Dataloader for Large dataset


#1

My dataset is too large to load them into the memory. So I just split them into pieces and load them one by one.
However, it cost much of time to load and reload data. It’s not a good way.

So I want to find some ways to load the data efficiently with multithreading. Is there any useful guide or api in mxnet?

By the way, my data is list of ndarrays instead of image. Each sample is a list of ndarray.


#2

You need to write your own CustomDataset, which needs only to provide an elementary load of an item by index using __getitem__() method. Instead of loading all items into the memory, it could contain a mapping of item index to item path on disk and load requested item on demand only. See an example how ImageFolderDataSet is doing this - it collects image paths in _list_images method and load and image only when it is actually needed.

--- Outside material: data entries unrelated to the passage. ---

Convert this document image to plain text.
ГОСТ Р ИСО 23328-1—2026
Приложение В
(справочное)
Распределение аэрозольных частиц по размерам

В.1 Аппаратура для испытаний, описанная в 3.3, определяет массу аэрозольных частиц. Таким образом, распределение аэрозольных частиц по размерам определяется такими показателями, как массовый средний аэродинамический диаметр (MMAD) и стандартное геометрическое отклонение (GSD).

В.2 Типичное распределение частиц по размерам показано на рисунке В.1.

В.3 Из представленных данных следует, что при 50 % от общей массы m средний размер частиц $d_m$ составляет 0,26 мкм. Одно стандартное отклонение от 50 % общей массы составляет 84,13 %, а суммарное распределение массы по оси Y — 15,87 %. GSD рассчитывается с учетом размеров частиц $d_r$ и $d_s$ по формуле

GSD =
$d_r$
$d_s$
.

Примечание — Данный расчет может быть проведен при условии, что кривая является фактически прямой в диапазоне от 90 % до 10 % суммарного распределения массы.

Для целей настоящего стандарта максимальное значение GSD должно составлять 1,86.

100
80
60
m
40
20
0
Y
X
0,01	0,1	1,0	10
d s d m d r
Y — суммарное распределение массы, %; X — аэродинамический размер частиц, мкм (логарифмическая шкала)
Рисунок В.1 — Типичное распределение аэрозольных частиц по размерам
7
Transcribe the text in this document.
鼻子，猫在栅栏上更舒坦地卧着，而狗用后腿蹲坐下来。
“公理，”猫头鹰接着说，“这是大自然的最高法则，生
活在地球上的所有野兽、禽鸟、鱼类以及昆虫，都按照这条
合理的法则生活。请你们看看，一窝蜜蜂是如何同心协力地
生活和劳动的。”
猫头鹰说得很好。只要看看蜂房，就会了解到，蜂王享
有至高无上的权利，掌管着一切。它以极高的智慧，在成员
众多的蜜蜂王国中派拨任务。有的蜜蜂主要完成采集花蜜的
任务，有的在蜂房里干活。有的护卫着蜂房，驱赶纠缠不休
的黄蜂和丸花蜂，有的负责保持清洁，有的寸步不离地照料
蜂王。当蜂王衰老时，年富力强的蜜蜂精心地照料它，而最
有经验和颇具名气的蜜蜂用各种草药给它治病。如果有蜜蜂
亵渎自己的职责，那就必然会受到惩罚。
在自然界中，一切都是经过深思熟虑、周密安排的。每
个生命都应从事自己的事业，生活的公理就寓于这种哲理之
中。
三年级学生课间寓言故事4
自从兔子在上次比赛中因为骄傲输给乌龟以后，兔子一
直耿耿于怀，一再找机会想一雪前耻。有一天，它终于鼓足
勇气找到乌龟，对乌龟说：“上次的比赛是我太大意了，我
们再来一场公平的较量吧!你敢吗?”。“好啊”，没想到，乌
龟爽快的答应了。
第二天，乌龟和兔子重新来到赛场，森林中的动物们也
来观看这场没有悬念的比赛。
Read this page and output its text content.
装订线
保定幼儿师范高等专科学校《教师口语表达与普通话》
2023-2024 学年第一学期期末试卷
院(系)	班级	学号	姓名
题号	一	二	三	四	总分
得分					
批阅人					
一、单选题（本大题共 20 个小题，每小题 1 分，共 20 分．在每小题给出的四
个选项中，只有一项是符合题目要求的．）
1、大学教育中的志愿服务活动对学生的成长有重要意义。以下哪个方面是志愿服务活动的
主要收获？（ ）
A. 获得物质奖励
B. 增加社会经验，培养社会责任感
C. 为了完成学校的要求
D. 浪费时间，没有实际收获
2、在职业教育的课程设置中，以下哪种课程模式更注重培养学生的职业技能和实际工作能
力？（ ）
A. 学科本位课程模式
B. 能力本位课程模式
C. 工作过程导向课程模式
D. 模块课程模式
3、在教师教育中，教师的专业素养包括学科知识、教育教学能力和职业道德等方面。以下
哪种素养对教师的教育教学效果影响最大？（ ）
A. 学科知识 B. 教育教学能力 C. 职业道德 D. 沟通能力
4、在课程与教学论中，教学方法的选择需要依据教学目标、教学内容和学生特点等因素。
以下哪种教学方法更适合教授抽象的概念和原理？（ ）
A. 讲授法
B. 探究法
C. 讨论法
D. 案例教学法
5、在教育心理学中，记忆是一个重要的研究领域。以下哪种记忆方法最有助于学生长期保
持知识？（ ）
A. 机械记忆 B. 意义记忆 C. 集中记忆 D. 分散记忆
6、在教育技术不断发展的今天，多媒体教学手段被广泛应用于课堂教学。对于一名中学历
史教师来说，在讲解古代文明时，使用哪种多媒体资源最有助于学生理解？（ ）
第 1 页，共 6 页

Once you have your CustomDataset, you use it with the default DataLoader, and set num_workers attribute to a value greater than 0 - it will spin up that number of multiprocessing workers, which will use your CustomDataset. This is how you achieve multiprocessing in loading your data from your CustomDataset without actually doing multiprocessing yourself.

You can learn more how Dataset/DataLoader combination works in MXNet from this tutorial.


#3

Hi, I have the same problem, have you solved it?


#4

Hi, I cannot find the relevant approach of loading the data only when it is needed in the ImageFolderDataSet example. Could you show it more detailed, thanks in advance.


#5

Hi richard,

With the Dataset/DataLoader API, you don’t have to worry about manually loading the data when it is needed, the API takes care of that for you. i.e you just need to create a DataLoader python class either by specifying how to load the data from disk or by passing in a gluon.DataSet object. In your training loop the DataLoader workers will load the data into memory for a particular batch.

If you already have an ImageFolderDataset or any superclass of gluon.DataSet then all you need to do is create a DataLoader that accepts the dataset and use that in your training loop.